Maggie loved the idea that the detective was becoming corrupted by his latent spirituality; if someone as rational as John could succumb, it gave her hope for the rest of humankind.
“Of course, having some smidgen of psychic ability doesn’t single you out as special, you know,” she puffed. “Everyone has it to a greater or lesser extent. I can usually feel it when I meet people. That lady and her son, they knocked on our truck earlier, did you know? We offered to shelter them, but she decided to head back to her own vehicle.”
“She never mentioned that to Arthur and me,” said May, surprised.
“No, I don’t suppose she would have done. Why would she? She doesn’t know that you know me. She was attracted by the sign on our truck, you see. Latched onto my arm and told me she had some kind of psychic gift that allowed her to see the true nature of men, but of course I saw she didn’t.”

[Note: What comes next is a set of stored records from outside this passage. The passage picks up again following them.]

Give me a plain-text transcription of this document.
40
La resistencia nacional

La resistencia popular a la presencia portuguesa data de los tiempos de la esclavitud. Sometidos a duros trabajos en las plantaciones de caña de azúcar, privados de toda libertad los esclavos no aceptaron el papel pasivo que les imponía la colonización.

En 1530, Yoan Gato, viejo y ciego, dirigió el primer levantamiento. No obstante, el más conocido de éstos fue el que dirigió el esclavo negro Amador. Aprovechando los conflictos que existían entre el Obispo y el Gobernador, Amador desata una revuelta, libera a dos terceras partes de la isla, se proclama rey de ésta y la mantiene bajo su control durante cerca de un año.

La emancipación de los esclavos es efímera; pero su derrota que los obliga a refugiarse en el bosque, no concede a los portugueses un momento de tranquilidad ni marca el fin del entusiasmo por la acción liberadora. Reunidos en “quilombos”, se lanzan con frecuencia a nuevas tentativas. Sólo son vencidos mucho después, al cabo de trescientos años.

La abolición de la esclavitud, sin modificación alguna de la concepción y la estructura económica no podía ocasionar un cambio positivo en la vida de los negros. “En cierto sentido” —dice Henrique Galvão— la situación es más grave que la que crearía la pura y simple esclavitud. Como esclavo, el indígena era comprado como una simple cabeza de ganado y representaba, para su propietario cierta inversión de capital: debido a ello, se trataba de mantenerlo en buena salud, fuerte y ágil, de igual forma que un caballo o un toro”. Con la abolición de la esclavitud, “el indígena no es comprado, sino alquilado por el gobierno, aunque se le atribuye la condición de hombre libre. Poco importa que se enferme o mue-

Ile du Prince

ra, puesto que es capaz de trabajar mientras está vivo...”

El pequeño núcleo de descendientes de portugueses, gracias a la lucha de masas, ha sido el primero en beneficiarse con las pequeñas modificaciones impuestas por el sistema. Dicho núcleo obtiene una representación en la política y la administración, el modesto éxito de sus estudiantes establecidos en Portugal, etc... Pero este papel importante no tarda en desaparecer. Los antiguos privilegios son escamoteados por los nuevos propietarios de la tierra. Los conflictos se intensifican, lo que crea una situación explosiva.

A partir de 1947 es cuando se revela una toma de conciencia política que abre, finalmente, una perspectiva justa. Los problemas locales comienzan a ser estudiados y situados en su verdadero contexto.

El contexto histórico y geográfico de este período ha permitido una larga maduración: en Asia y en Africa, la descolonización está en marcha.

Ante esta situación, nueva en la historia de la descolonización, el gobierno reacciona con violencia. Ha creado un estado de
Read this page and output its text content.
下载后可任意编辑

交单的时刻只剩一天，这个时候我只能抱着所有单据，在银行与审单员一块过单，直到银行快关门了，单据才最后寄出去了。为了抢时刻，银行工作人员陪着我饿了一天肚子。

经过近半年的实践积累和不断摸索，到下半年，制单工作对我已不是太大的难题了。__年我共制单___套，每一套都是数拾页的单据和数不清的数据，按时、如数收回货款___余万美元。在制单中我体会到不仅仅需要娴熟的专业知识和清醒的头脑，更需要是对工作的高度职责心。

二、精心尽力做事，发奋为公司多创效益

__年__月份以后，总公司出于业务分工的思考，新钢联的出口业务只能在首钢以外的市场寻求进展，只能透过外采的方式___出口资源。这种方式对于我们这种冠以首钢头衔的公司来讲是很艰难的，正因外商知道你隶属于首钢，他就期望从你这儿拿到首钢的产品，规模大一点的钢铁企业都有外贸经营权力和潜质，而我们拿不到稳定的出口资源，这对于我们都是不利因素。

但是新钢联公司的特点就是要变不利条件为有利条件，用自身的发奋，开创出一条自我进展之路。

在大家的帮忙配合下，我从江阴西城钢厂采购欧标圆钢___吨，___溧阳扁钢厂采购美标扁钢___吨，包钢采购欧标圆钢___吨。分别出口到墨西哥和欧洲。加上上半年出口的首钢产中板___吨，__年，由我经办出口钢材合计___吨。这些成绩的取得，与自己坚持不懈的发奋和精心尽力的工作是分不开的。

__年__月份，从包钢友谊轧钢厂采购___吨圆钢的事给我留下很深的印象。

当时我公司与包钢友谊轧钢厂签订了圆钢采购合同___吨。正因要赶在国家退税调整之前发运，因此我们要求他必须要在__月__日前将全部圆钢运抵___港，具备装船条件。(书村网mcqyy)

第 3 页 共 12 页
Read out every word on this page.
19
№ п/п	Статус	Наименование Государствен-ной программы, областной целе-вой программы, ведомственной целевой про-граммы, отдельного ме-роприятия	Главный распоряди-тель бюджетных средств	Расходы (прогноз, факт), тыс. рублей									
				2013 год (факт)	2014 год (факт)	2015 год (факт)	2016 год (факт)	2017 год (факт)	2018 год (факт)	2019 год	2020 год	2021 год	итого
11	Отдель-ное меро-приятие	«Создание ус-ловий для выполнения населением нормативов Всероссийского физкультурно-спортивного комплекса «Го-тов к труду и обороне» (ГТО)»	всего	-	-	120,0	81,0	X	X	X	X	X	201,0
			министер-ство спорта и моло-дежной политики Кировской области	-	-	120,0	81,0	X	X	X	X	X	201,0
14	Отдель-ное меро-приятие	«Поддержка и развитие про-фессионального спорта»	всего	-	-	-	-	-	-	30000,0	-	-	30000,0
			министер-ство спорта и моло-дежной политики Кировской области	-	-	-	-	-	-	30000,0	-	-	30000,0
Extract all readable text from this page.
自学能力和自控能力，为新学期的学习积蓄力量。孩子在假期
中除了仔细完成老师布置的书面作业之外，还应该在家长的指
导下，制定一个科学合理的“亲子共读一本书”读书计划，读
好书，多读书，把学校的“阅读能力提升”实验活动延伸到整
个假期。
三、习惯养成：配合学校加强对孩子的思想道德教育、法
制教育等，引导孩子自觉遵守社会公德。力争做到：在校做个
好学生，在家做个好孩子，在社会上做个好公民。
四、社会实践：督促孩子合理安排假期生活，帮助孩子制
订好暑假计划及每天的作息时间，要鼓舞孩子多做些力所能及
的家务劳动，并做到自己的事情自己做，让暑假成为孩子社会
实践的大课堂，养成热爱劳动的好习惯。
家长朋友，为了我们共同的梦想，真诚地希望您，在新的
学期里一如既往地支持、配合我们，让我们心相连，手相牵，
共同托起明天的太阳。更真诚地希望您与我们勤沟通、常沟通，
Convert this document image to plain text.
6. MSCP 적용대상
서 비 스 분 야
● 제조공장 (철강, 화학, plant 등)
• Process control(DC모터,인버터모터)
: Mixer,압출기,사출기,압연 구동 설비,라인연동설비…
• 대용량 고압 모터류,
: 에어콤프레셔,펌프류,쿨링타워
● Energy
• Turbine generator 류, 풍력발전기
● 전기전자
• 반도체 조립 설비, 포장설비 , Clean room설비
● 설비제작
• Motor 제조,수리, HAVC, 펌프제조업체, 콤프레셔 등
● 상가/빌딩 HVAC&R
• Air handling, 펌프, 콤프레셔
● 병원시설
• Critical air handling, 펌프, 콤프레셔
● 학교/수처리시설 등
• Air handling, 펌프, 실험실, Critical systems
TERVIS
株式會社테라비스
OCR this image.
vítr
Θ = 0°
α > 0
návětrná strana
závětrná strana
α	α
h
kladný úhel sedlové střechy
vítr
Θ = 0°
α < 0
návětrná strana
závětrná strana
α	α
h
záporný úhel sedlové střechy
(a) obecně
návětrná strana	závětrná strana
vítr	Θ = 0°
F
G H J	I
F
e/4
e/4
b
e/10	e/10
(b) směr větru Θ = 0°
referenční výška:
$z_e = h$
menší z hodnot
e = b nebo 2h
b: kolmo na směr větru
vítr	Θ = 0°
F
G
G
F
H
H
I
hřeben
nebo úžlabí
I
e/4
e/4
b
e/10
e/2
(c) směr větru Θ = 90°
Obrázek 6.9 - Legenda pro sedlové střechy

“What makes you say that?”
“I asked how she knew, and she gave me the name of her mentor. I clearly made her uncomfortable, because she refused our help. There are so many frauds operating in London. Often they just crave attention, but end up draining money from those who are desperate to believe, the vulnerable ones who’ve had difficulties in the past.”
“The world is full of natural victims,” said May.
“And natural predators,” replied Maggie. “I’m afraid Kate Summerton is rather well known in South London. She’s been jailed a couple of times and isn’t legally allowed to practise anymore, not that it stops her. The odd thing is, I think she genuinely means well. But it’s unethical to use a refuge for battered women to recruit clients for spiritualism courses.”
“God, I forgot,” said May suddenly. “I have to go back down there.” He pointed to the buried road that lay below them.
“Back? What are you talking about? We’re past the worst part of the fallen snow.”
“Exactly. We were passing near Madeline Gilby’s hired car. I promised to collect something from it. Stay under the shelter of the trees. I can see the blue Toyota from here. It’ll only take a minute.”
John May half ran, half tumbled towards the inundated vehicle. Snow had covered the wheel arches and half of the bonnet. He looked around for something to dig with, settling on a broken branch. After a minute or two he was able to reach under the vehicle’s front wing. He forced his arm deep into the snow and groped around, closing frozen fingers over the envelope. It had stayed dry within the impacted drift. He wanted to stop and open it, but there was no time to waste. He began cutting back in Maggie’s direction. The witch was standing with her hands cupped about her eyes, watching for trouble.